Humanistic Cosmopolitanism

Please join us for the Gail Caldwell Stine Lecture featuring Professor Philip J. Ivanhoe from the City University of Hong Kong. Reception following the lecture. Sponsored by the Department of Philosophy

This essay is part Professor Ivanhoe's next big project, which will concern pluralism, relativism, tolerance, and cosmopolitanism. He argues that there are different possible ways to respond to the fact of ethical pluralism and that the best response is to see such irreducible pluralism as a positive good (as opposed to something to bemoan or simply live with). This leads him to argue against widely accepted liberal conceptions of tolerance (which he thinks it ok as a fallback but bad as an ideal) and cosmopolitanism (he thinks views like Martha Nussbaum's which focus on rational agency and personhood while not without merit fall far short of what a decent person should aim for and are inconsistent with her own laudable views about multicultural education). 

Philip J. Ivanhoe

Chair Professor of East Asian and Comparative Philosophy and Religion

Philip J. Ivanhoe

Ivanhoe was raised in New Jersey (US) by parents who owned a variety of small businesses, including a butcher shop, where he worked until leaving for college. He attended Stanford University on a scholarship, where he earned a B.A. (1976) in Philosophy, and also studied the Chinese language. From 1976 to 1978, Ivanhoe stayed on at Stanford to work with David S. Nivison on a project to generate computerized concordances of Chinese texts.
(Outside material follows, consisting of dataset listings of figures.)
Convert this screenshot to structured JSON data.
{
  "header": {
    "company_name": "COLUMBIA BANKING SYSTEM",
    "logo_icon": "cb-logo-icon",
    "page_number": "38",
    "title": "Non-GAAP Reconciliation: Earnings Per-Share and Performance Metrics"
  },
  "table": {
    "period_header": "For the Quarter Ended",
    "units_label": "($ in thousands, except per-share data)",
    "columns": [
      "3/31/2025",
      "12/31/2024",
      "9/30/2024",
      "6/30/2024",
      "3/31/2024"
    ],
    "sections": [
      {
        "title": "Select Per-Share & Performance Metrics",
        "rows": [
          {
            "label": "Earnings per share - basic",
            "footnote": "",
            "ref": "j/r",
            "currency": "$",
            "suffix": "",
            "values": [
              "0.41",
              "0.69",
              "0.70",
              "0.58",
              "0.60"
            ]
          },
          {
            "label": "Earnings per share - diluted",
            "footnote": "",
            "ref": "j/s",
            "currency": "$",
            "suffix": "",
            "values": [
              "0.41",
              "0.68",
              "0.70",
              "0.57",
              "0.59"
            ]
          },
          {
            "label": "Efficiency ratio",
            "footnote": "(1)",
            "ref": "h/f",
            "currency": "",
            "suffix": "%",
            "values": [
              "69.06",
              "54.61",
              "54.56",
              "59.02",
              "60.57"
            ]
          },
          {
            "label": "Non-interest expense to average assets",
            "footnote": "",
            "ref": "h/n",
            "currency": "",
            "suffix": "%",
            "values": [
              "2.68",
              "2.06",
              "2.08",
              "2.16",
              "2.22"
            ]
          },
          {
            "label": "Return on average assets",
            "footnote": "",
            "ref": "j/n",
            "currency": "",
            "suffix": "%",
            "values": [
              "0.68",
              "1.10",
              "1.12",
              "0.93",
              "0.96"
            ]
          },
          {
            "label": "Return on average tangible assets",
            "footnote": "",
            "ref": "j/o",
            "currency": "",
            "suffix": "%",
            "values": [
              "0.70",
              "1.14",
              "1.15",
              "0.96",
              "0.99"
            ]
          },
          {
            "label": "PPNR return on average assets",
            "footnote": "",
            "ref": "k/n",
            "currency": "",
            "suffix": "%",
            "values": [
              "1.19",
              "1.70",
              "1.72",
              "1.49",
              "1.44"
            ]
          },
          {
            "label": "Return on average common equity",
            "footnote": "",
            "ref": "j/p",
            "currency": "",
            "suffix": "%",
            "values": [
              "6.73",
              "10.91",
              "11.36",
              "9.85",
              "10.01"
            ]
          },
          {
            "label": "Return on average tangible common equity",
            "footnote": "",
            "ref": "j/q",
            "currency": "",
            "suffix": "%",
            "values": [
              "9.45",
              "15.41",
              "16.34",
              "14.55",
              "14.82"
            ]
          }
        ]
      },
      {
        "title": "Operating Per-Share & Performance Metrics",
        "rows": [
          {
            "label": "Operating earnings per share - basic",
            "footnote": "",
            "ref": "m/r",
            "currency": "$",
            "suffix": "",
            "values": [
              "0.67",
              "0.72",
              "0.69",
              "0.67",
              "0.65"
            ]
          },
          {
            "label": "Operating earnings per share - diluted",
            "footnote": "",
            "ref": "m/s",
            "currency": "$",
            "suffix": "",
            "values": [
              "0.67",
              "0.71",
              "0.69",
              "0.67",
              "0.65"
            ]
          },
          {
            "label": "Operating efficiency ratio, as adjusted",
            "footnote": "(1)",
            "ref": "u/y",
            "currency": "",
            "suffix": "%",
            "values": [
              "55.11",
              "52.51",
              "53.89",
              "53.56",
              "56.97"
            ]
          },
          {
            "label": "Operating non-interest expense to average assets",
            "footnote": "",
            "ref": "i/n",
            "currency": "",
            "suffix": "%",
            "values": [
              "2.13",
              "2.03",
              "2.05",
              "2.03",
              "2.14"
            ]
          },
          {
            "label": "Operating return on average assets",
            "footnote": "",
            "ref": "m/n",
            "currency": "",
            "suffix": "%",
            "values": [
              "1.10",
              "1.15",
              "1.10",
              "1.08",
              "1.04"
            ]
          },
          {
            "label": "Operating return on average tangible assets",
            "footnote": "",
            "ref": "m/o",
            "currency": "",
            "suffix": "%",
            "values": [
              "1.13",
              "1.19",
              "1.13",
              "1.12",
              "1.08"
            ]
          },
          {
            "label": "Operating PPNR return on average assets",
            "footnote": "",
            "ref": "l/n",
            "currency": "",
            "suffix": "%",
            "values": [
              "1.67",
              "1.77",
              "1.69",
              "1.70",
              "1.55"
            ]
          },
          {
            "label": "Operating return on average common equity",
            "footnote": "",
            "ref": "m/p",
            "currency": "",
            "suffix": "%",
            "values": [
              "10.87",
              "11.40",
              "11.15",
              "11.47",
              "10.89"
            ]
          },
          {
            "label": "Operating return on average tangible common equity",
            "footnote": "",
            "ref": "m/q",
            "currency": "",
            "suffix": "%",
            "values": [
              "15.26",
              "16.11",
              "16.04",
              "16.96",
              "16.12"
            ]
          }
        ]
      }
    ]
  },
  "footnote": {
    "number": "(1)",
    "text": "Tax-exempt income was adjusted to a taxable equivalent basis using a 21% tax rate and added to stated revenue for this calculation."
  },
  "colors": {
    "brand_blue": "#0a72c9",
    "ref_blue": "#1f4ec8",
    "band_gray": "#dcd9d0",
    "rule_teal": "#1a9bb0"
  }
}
From 1974 to 1978, he served in the United States Marine Corps, PLC and was honorably discharged at the rank of sergeant. From 1978 to 1982, he served in the U. S. Army. He left the army at the rank of sergeant, with an honorable discharge, and returned to Stanford to pursue his doctorate in Religious Studies (awarded 1987), also completing the requirements for a minor in Asian Languages. At Stanford, Ivanhoe studied under Nivison, a leading Sinologist who had applied the methods of analytic philosophy to the study of Chinese thought, and Lee H. Yearley, a scholar of Thomas Aquinas and comparative religion. Upon Nivison's retirement, Ivanhoe was given a joint appointment as an assistant professor in both the Philosophy Department and the Religious Studies Department at Stanford (1991). In 1993, Ivanhoe won the Lloyd W. Dinkelspiel Award for Outstanding Service to Undergraduate Education. In 1996, Ivanhoe was promoted to associate professor. Then in 1998 Ivanhoe moved to the University of Michigan, where he was hired at the associate professor level in the Philosophy Department and the Department of Asian Languages and Cultures. In 2003, Ivanhoe left Michigan and became Findlay Visiting Professor of Philosophy at Boston University.

In 2006 he accepted his current appointment at City University of Hong Kong. His courses include Feminism and Family Ethics, Philosophy of Life, and Ethics and Practice.

Ivanhoe is married and has two children, a daughter and a son. He currently lives in Hong Kong.